The petitioners contend that the Government of Peru did not consult with them before beginning expansive mining and drilling operations on indigenous people’s lands. Article 15 of Convention 169 requires that a government consult with its indigenous peoples to ascertain “whether, and to what degree, their interests would be prejudiced, before undertaking or permitting any . . . exploration or exploitation of [natural] resources pertaining to their lands.” The government must provide compensation if the exploration or exploitation is agreed to. To ensure these rights, the Peruvian Congress passed the Law of Previous Consultation in 2010, but the executive branch “paralyzed” the law and turned consultation into a “mere procedural step” which the State can override if the parties do not arrive at an agreement. The petitioners claim that these government policies lack the requirement of consultation with indigenous peoples prior to expropriation of land and resources, and violate the rights of indigenous peoples as guaranteed by Convention 169 and the American Convention.
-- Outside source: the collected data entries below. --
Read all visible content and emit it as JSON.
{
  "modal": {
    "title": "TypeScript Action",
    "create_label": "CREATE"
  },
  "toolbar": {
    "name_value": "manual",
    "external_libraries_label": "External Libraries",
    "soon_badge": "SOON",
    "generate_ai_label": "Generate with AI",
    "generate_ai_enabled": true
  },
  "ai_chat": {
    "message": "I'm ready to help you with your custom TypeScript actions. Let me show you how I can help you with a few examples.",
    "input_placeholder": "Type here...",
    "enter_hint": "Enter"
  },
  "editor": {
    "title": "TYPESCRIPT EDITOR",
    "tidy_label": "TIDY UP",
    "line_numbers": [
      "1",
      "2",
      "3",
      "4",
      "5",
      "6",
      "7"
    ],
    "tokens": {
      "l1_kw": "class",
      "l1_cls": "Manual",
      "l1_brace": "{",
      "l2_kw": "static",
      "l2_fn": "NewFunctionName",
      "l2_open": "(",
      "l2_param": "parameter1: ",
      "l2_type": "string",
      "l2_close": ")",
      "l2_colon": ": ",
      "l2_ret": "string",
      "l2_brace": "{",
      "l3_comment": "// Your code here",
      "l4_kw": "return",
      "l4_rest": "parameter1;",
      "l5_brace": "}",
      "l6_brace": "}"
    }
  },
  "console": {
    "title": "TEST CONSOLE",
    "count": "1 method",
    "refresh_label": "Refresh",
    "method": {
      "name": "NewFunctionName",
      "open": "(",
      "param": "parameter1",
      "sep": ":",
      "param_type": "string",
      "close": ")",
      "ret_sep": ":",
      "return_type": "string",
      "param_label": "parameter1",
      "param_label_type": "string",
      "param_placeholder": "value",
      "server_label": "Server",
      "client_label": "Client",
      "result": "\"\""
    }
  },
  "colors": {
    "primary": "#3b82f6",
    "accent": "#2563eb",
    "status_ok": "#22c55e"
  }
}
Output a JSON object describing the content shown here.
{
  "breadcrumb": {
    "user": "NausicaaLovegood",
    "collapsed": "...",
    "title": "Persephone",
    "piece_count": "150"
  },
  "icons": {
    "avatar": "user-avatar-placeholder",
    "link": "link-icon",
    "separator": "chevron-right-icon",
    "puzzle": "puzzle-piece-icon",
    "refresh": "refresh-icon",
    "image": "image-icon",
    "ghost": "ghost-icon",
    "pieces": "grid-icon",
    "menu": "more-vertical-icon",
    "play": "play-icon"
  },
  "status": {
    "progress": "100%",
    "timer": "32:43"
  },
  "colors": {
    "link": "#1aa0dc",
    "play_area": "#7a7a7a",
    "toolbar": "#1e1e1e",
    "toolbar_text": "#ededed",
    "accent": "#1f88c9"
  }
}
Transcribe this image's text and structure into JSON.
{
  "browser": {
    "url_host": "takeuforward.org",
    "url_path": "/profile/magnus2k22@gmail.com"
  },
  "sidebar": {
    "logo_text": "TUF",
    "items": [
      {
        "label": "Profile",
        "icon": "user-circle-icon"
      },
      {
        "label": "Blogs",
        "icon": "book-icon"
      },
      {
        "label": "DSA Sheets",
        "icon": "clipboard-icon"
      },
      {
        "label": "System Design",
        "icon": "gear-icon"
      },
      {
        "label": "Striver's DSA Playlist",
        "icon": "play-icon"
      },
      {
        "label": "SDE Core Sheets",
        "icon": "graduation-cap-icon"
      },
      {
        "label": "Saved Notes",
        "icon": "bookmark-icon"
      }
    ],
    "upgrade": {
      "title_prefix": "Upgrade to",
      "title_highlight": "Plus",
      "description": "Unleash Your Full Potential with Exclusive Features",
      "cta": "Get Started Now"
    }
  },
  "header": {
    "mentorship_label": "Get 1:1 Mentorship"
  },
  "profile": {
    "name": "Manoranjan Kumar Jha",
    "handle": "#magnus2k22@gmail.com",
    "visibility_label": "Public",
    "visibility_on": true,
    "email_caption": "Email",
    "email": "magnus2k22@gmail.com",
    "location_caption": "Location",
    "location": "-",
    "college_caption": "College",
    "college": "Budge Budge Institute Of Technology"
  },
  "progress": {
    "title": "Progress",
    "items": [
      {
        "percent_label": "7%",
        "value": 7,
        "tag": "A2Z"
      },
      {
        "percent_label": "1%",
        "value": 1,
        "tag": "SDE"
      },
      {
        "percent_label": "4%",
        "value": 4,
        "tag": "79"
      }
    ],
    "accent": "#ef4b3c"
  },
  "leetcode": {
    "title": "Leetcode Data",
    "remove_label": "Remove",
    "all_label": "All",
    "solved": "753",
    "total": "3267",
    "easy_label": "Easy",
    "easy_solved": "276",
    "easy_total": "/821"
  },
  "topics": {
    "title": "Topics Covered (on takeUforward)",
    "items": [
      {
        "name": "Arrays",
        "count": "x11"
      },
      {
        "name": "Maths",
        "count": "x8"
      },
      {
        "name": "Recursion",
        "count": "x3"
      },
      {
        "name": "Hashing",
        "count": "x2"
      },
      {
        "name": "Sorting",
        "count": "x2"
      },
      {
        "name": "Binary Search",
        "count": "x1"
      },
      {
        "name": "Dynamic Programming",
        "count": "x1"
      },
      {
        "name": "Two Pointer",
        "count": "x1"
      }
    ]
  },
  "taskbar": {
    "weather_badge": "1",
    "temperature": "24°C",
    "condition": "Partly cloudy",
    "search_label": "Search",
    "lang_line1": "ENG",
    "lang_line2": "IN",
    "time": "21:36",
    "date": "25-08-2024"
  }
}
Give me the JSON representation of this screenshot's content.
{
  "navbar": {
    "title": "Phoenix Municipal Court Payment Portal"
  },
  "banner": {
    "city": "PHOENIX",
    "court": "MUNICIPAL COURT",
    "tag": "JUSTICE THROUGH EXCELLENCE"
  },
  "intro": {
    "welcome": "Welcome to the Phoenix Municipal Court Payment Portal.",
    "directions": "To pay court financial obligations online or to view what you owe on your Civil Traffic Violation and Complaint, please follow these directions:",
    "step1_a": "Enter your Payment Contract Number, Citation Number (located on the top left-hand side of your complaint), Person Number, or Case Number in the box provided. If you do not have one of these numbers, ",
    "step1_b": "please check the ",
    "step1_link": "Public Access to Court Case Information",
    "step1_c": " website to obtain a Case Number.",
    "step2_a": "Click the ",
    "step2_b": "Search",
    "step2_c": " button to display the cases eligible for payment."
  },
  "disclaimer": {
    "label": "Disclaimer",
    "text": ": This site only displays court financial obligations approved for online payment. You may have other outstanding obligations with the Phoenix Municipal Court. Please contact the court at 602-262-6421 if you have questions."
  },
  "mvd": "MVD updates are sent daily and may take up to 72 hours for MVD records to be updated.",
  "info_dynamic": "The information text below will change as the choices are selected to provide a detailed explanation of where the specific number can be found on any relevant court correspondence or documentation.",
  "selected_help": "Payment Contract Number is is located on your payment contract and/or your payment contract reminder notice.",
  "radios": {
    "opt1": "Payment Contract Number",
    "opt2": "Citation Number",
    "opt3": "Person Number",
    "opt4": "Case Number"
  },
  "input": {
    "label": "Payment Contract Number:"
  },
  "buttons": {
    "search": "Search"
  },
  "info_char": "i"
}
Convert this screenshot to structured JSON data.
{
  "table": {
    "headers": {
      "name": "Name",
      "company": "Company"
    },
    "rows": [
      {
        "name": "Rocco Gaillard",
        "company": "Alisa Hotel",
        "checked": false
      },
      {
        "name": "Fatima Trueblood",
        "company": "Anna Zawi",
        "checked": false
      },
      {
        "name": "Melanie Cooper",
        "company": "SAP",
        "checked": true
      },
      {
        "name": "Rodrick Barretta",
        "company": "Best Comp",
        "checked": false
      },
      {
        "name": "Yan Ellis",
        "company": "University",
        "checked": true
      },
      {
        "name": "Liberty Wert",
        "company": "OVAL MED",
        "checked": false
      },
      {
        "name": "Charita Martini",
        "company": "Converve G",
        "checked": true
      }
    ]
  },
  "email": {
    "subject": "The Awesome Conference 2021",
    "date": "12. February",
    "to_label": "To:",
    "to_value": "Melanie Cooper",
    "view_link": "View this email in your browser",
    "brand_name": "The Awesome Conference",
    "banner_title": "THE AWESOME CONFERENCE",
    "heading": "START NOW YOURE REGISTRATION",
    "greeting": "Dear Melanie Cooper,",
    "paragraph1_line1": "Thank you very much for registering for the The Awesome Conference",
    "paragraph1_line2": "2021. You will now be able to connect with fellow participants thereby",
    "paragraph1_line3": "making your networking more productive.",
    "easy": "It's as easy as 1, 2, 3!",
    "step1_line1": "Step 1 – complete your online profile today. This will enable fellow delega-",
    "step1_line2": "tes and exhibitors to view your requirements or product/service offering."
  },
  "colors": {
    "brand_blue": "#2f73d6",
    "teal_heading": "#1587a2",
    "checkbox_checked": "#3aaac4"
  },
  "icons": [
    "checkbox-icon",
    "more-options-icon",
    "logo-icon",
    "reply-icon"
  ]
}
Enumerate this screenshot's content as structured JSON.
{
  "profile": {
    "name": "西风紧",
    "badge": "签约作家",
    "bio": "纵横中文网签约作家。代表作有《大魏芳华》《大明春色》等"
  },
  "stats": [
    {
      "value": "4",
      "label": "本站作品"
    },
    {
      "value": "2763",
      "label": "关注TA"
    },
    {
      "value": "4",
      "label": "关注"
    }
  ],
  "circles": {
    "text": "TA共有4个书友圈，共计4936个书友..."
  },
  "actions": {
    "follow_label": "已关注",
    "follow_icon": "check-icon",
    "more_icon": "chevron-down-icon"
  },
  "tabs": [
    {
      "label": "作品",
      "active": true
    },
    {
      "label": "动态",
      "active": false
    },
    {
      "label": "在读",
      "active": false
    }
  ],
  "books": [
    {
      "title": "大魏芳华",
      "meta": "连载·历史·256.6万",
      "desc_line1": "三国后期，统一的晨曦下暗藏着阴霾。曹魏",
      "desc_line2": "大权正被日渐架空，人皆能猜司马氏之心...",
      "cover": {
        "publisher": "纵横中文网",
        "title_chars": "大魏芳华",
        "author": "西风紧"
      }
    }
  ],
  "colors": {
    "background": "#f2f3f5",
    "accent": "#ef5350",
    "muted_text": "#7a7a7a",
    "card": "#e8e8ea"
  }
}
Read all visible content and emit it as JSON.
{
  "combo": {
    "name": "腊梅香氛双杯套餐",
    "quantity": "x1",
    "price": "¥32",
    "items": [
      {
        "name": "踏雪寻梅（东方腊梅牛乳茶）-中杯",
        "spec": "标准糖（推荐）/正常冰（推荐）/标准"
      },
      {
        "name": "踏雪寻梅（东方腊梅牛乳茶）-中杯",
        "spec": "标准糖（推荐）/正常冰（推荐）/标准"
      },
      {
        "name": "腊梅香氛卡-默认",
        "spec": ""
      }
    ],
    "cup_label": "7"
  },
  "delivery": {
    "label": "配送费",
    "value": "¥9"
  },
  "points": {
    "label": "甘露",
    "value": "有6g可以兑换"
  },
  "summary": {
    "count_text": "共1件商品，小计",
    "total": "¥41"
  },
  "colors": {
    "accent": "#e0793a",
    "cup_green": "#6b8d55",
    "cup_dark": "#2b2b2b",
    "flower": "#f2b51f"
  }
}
José Luis Carvajal, the General Director of Conflicts of the Ministry of Energy and Mines of Peru highlighted some of the positive steps made toward encouraging dialogue between government agencies, indigenous organizations, and oil companies. For instance, since 2005 the government has hosted a meeting for state representatives, indigenous organizations, civil society organizations, and hydrocarbon corporations. Carvajal noted that the state is creating a multi-sector approach to energy policy, including the formation of 17 Ministries of the Executive Branch to achieve “significant advances” in providing the right of consultation to indigenous peoples through broad working groups.

Commissioner Felipe González asked for the State’s plan to transition into the implementation of a more robust consultation process.  The petitioners informed the Commissioner of a Constitutional Court of Peru ruling which held that the current consultation process is inadequate under Convention 169, which requires “[the State to] consult the peoples concerned, through appropriate procedures and in particular through their representative institutions, whenever consideration is being given to legislative or administrative measures which may affect them directly.” The State, through Delia Muñoz, the Procuradora Supranacional of Peru, responded that the ILO is now providing technical assistance to the government on developing procedures for proper engagement with indigenous peoples. The new procedures include a period of public review of the potential impact of resource extraction to be undertaken. Further, in compliance with the Constitutional Court’s ruling, there will be an additional period of consultation before any final decision that would impact the rights of indigenous peoples. The state maintains however, that even though they accept the assistance from the ILO, Convention 169 lacks binding authority. The petitioners rejected this view, but said they recognize the state’s efforts to create dialogue and urged the state to continue working to mediate problems and social conflicts.

The State closed the meeting by noting that much of the dissatisfaction expressed by indigenous groups stems from inadequate compensation. The State blamed local municipalities, claiming they create a “bottle-neck” effect that prevents local communities from receiving the benefits they require. The state stressed that the government has passed “urgent measures” to ensure that indigenous groups affected by mining operations receive compensation in a timely fashion. While Peru has cited positive changes in the consultation process, it is still uncertain whether the indigenous groups will have sufficient voice in these new procedures to protect their rights. If the perceived economic benefit is great enough, it seems unlikely that any level of previous consultation will be sufficient to protect the rights of indigenous peoples in Peru.